La vacuna cubana contra el cáncer que quiere EE. UU.

Durante los 55 años que ha durado el embargo de Estados Unidos a Cuba, las relaciones políticas no han sido las únicas congeladas. Algunos avances médicos, como una vacuna contra el cáncer de pulmón que circula en la isla desde 2011 y que ahora los estadounidenses quieren rescatar, también quedaron bloqueadas por las diferencias entre ambos países.

En medio de los esfuerzos que ha realizado la administración Obama para normalizar su relación con Cuba, se han ido colando algunas iniciativas que buscan garantizar la colaboración científica entre ambos.

El Centro de Inmunología Molecular de Cuba (CIM) y el Instituto del Cáncer de Roswell Park de Búfalo (Estados Unidos), firmaron un acuerdo para terminar de desarrollar una vacuna contra el cáncer de pulmón que ya ha sido aceptada en Cuba.

La idea es que la Civamax, en la que trabajaron los cubanos por más de 25 años antes de que el Ministerio de Salud la hiciera pública y gratuita en 2011, empiece ensayos clínicos en Estados Unidos y sea finalmente aprobada por la Administración de Alimentos y Medicamentos de este país (FDA, por sus siglas en inglés).

Según explicó Candace Johnson, CEO del Instituto Roswell, a la revista Wired, el CIM aceptó ceder la documentación sobre la vacuna para que el instituto sea el que presente la solicitud ante la FDA. La idea es obtener la aprobación para experimentar con ella y empezar los ensayos clínicos en los próximos siete meses.

A pesar del avance político que la vacuna representa, algunos científicos afirman que la Cimavax no partirá la historia del cáncer en dos, pues no ataca de forma directa el tumor, sino que está diseñada para atacar una proteína que los tumores liberan en la sangre, lo que hace que el cuerpo libere anticuerpos y estimule una hormona que fomenta el crecimiento celular, evitando la metástasis.

Debido a que el objetivo de la vacuna es impedir el desarrollo del cáncer, el equipo de Roswell Park cree que pueden explorar su potencial para tratar otros tipos de cáncer. Trabajo en el que los cubanos probablemente no ahondaron por falta de recursos.

Pero ¿cómo terminó Cuba con una vacuna tan avanzada como para que la quieran los estadounidenses?
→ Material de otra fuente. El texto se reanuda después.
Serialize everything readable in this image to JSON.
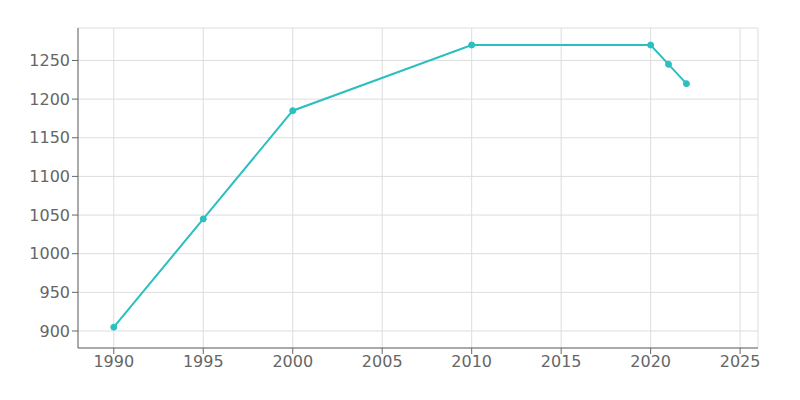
{
  "chart_data": {
    "type": "line",
    "x": [
      1990,
      1995,
      2000,
      2010,
      2020,
      2021,
      2022
    ],
    "values": [
      905,
      1045,
      1185,
      1270,
      1270,
      1245,
      1220
    ],
    "color": "#2bbfbf",
    "marker": "circle",
    "xlim": [
      1988,
      2026
    ],
    "ylim": [
      878,
      1292
    ],
    "xticks": [
      1990,
      1995,
      2000,
      2005,
      2010,
      2015,
      2020,
      2025
    ],
    "yticks": [
      900,
      950,
      1000,
      1050,
      1100,
      1150,
      1200,
      1250
    ],
    "grid": true
  }
}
A pesar de décadas de sanción económica, tanto el gobierno de Fidel como de Raúl Castro le han puesto el ojo a la biotecnología. Después del brote de dengue en 1981, que afectó a casi 350.000 cubanos, el Gobierno estableció el Frente Biológico, una iniciativa que hoy atrae el interés estadounidense por la ciencia cubana y que antes le permitió a Cuba tener sus propias vacunas para la meningitis B y la hepatitis B, y desarrollar anticuerpos para que los trasplantes de riñón no sean rechazados.

Aunque el embargo a la isla sigue y levantar las restricciones en contra de equipos médicos y de investigación depende del Congreso estadounidense, muchos científicos empiezan a visualizar un escenario de mayor colaboración. Debido a las limitaciones, los cubanos se han visto en la obligación de ser más recursivos y desarrollar otras formas de concebir la ciencia. Ideas que, una vez tengan luz verde para salir del país, podrían potenciar los campos que otros aún no se han interesado por explorar.